Medyadaki duyarsızlık 

O felaket günlerinde Hocalı’ya ilk giden gazetecilerden İrfan Sapmaz’ın bu fotoğrafı, Hürriyet’te yayımlanmıştı. Katliamdan üç gün sonra ulaştığı Hocalı’da karşılaştığı dehşetin etkisi, Sapmaz’ın notlarında hissediliyordu. Yakınları korkunç bir vahşete kurban gitmiş insanların tanıklığının yakıcılığını ilk duyuranlardan olmuştu böylece. “Bu vahşeti görün, bu feryadı duyun” diyordu ulaştığı her tanık. Yüzlerinde yaşadıkları dehşetin izleri duran her yaştan insan… En çok da kadınlar ve yüzlerindeki acı ifade… İşte o acıya kesmiş yüzlerin içinde, kendisini kurtaran bir askerin kucağında pembe tulumuyla şaşkınca bakan o kız bebek, onca zalimliğin karşısında masumiyetin bir nişanesi gibiydi. O bebeğin akıbetini hep merak ettim. O ve nice akranının kaybettiklerinin acısını paylaşamamanın, öfkeye kestiği hayatlara tekabül ettiğini, bugünkü tanıklıklardan öğreniyoruz ne yazık ki. 
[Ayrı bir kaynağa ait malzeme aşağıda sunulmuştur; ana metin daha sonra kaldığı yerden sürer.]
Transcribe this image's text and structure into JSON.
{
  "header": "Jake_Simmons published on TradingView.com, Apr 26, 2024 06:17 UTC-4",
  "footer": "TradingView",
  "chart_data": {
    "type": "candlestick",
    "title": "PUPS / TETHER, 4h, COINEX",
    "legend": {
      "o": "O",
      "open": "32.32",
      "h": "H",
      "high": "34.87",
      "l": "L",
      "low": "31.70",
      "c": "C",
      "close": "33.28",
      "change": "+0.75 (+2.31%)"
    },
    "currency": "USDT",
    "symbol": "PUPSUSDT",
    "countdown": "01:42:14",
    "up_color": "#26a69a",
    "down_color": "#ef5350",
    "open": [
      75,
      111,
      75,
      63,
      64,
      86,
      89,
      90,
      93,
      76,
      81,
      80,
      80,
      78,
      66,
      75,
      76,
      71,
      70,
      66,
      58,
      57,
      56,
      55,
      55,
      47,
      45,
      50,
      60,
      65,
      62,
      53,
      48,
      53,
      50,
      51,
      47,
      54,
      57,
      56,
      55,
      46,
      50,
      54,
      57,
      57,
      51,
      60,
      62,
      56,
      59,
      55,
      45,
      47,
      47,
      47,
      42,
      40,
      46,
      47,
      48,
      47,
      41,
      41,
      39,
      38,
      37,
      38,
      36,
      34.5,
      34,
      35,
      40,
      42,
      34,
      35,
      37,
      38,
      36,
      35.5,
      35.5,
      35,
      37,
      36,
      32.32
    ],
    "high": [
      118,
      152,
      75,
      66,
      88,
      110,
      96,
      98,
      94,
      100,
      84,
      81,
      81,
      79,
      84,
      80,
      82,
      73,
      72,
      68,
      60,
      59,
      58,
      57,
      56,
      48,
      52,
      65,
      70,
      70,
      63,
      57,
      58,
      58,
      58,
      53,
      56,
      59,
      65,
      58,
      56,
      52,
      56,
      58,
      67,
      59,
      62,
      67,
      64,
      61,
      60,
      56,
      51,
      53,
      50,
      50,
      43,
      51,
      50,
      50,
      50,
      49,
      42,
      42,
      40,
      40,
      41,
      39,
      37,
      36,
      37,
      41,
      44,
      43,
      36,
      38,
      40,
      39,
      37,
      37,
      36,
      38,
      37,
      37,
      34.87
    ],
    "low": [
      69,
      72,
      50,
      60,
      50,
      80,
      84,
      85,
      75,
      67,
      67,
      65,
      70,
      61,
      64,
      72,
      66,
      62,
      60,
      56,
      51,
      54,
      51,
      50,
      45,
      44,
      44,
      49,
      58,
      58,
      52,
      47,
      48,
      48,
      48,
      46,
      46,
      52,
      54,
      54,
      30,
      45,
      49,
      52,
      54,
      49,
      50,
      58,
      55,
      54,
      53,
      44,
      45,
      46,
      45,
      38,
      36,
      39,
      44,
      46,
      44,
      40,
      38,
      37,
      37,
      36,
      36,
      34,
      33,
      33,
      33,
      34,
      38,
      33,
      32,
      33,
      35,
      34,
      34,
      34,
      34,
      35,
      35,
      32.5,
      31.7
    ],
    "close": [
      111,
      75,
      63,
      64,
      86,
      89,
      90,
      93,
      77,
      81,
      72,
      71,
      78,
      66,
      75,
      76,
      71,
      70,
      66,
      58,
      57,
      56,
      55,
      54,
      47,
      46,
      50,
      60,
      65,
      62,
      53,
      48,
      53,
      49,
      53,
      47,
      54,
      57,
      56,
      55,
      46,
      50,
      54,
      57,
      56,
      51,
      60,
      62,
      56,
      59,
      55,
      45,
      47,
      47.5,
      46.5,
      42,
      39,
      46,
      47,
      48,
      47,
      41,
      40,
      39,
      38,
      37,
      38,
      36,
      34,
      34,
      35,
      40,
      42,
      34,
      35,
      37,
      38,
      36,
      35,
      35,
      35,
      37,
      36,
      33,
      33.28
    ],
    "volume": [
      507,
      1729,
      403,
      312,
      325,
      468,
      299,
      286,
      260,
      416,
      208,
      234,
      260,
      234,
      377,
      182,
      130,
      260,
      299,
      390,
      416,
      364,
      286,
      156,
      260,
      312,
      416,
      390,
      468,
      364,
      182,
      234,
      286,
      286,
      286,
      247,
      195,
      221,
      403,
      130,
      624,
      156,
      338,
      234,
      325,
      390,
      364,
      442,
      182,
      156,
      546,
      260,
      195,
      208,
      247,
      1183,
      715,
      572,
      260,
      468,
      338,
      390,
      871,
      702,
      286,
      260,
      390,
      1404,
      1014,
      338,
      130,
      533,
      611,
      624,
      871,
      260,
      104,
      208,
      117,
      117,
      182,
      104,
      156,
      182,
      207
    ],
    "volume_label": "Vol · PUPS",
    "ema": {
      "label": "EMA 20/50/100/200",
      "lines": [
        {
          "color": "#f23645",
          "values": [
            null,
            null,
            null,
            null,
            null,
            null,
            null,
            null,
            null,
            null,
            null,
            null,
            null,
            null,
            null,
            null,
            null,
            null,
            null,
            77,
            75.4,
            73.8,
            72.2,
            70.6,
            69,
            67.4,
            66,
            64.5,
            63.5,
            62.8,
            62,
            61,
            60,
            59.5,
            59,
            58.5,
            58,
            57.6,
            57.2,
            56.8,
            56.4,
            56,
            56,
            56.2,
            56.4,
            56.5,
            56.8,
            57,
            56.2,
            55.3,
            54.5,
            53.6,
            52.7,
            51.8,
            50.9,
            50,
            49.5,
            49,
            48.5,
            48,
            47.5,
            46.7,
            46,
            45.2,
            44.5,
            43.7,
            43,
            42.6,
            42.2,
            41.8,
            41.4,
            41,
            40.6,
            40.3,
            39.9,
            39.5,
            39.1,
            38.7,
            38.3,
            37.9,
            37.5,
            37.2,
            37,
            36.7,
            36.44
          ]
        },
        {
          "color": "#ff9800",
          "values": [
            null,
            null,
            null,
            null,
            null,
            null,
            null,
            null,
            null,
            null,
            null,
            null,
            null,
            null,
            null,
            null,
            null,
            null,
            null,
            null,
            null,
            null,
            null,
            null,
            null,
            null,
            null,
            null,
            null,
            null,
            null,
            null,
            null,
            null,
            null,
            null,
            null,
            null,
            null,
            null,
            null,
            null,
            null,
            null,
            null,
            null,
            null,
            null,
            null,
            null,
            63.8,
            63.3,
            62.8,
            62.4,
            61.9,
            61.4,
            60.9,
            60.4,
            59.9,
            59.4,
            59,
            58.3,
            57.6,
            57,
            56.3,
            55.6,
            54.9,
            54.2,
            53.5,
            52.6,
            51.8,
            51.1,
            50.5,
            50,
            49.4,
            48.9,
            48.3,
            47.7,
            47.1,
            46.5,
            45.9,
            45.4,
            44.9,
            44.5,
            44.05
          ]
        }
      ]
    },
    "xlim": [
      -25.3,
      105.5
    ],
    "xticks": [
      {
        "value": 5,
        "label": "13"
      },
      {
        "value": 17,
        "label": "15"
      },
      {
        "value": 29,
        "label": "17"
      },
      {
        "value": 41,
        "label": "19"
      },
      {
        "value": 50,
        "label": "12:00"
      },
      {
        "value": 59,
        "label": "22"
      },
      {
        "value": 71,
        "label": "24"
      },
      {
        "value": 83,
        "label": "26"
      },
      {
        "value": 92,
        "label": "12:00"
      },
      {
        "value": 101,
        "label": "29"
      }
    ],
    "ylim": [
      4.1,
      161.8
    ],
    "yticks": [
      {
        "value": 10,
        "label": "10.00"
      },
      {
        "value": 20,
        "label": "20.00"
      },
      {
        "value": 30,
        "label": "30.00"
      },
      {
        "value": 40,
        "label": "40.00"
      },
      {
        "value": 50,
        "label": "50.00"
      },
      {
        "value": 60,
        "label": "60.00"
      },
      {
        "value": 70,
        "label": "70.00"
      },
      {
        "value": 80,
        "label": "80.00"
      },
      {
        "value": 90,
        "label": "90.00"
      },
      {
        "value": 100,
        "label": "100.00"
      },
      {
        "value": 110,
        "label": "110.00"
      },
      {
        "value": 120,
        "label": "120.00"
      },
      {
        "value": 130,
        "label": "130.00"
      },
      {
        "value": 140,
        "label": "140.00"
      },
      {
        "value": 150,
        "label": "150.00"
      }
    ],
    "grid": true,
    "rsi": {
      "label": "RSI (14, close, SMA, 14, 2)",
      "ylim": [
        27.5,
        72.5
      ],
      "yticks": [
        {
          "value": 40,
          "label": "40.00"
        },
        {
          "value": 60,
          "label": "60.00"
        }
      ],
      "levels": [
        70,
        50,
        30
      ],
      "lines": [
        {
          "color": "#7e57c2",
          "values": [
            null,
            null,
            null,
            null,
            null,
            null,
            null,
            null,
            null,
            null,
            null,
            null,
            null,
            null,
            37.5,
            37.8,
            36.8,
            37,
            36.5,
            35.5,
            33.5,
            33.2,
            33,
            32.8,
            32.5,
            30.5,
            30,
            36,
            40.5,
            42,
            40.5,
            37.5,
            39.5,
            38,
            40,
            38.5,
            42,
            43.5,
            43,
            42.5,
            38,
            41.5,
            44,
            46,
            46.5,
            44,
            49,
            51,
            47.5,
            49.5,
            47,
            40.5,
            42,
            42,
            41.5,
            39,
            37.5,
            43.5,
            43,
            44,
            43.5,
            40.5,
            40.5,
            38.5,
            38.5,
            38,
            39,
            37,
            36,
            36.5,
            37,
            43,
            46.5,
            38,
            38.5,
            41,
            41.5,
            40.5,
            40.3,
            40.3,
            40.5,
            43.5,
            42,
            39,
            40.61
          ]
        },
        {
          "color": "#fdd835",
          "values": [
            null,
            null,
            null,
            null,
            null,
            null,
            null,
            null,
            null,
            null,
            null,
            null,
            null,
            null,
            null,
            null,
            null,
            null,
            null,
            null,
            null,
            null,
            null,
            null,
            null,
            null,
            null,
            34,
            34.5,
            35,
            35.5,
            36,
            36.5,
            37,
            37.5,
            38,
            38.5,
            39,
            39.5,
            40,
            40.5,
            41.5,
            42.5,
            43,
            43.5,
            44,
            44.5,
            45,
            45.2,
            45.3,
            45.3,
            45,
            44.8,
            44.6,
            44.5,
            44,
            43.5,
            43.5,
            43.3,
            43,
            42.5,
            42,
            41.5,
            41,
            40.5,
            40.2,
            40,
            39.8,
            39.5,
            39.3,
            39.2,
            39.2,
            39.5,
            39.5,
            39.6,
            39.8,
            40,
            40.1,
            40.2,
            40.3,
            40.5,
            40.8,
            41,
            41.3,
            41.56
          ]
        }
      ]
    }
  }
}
Türk gazetelerinde bile ancak 2-3 gün sonra yer alan katliamı, Batı basını uzun süre görmemişti. O yıllarda özellikle güneydoğuda yaşananlarla, basına yansıyanlar arasındaki derin uçurumun sarsıntılarını yaşayan biri olarak, yok sayılmanın inciticiliğini iyi bildiğimdendi bu ayrıntıya dikkat kesilişim. Dünya ise bu katliamı ancak bir hafta sonra görebildi. Reuters gibi ajanslar, katliam haberlerine ve fotoğraflarına 4 Mart’tan sonra yer verebildi. Dünyanın ünlü gazetelerinin temsilcileri, gittikleri Hocalı’da, olayın üzerinden neredeyse bir hafta geçmesine rağmen, etraftaki cesetlere, kamyonlardaki kafataslarına, vahşice öldürülmüş yakınlarını bulan Azerilerin insanı sarsan çığlıklarına daha fazla dayanamadı. O günlerde 300 kadın ve çocuğun kaçırıldığı ve akibetlerinin henüz bilinmediği yolunda haberler de yer alıyordu. 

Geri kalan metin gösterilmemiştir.